DCIPs/EIPS/eip-3102.md

184 lines
12 KiB
Markdown
Raw Normal View History

---
eip: 3102
title: Binary trie structure
author: Guillaume Ballet (@gballet), Vitalik Buterin (@vbuterin)
status: Draft
discussions-to: https://ethresear.ch/t/binary-trie-format/7621
status: Draft
type: Standards Track
category: Core
created: 2020-09-01
---
## Simple Summary
Change the storage structure from hexary to binary, merge the account and storage tries, and use blake2b.
## Abstract
This proposal presents a binary structure and merkelization rule for the account and storage tries, which are merged into a single “state” trie. RLP and most of the MPTs optimizations are dropped to simplify the design. Keccak256 is replaced with blake2b.
## Motivation
The current design of the Merkle Patricia Trie (MPT) uses an hexary trie. Hexary Merkle trees are more shallow than their binary counterparts, which means less hashing.

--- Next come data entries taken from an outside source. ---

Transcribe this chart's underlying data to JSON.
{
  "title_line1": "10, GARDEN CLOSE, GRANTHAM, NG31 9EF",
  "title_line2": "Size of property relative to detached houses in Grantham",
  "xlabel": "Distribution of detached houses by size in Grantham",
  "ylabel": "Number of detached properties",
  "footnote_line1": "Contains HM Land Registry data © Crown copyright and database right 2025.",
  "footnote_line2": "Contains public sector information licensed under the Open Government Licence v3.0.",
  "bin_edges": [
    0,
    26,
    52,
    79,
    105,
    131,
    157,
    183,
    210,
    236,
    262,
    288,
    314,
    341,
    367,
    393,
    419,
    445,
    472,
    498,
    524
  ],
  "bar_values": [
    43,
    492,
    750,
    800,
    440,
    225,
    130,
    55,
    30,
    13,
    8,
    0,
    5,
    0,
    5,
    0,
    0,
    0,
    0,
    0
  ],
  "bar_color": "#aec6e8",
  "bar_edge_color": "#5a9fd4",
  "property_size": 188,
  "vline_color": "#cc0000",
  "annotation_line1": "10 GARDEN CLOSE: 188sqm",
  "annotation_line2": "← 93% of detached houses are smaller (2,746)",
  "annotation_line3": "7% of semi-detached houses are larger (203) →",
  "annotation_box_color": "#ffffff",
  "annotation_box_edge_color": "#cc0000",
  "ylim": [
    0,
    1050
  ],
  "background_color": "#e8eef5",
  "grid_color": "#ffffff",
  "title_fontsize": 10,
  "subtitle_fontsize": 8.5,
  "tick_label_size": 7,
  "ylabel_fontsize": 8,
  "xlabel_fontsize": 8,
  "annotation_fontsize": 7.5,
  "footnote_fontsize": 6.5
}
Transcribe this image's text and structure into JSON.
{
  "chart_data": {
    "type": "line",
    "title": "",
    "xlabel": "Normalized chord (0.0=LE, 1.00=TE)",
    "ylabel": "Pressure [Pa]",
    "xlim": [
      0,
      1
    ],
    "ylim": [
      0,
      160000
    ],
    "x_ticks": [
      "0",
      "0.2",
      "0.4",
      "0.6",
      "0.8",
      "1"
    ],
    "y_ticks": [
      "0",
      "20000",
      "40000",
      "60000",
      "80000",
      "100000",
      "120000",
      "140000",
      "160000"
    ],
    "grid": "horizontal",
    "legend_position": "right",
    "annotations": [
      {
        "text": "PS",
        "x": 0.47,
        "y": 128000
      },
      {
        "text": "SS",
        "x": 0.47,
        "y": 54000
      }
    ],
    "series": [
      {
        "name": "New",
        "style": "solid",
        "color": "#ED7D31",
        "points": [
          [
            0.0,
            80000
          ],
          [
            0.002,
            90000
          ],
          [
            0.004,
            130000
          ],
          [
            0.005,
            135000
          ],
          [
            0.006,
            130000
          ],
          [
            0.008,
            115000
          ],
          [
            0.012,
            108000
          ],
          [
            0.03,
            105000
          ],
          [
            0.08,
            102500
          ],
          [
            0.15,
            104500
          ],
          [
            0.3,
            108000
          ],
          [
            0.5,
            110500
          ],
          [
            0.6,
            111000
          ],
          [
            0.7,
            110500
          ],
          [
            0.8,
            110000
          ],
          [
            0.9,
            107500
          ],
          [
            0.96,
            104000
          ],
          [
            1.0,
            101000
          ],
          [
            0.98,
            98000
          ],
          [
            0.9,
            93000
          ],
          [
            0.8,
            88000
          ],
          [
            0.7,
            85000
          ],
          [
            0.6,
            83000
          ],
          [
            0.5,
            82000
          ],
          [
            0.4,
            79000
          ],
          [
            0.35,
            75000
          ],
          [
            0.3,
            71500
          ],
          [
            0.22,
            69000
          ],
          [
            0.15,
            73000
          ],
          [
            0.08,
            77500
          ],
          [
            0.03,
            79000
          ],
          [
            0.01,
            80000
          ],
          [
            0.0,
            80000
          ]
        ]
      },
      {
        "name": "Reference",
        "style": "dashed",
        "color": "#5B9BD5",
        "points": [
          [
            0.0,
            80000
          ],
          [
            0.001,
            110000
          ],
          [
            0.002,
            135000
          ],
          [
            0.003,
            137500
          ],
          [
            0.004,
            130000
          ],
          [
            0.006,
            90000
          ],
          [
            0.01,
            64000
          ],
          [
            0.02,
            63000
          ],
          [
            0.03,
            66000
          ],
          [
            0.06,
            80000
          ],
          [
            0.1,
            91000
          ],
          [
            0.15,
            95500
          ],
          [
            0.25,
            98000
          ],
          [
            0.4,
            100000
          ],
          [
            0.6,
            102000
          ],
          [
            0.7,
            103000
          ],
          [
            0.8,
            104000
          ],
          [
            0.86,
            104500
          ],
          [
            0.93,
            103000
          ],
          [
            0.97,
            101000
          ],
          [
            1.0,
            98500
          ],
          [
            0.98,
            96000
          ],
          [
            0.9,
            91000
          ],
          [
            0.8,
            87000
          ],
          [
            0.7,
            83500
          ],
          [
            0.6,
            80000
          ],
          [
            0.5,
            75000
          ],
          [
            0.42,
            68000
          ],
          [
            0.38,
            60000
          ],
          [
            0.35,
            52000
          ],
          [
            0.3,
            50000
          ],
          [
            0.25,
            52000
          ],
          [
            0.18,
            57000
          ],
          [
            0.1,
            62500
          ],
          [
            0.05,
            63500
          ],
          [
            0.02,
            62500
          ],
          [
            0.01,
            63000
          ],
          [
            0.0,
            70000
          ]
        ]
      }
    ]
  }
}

Over the course of the 5 years of Ethereums existence, it has become apparent that disk accesses are a greater bottleneck than hashing. Clients are therefore moving away from a storage model in which all internal nodes are stored, in favor of a flat (key, value) storage model first used by turbo-geth, in which the intermediate nodes are recalculated only when needed.
There is a push for making Ethereum easier to use in a stateless fashion. Binary tries make for smaller (~4x) proofs than hexary tries, making it the design of choice for a stateless-friendly Ethereum.
For that same reason, the account and storage tries are merged in order to have a single proof for all changes.
The MPT design is also rife with uncanny optimizations for size, that have a limited effect - at the cost of prohibitive complexity. For example, nesting for children whose RLP is less than 32 bytes saves an estimated 1MB of disk space. A paltry compared to the 300GB required by a fast sync at the time of this writing. These optimizations are a significant source of errors, and therefore a consensus-breaking risk.
The reliance on RLP has also been criticized for its complexity, while the overhead of a general-purpose encoding scheme isnt warranted for the rigid structure of a Merkle trie.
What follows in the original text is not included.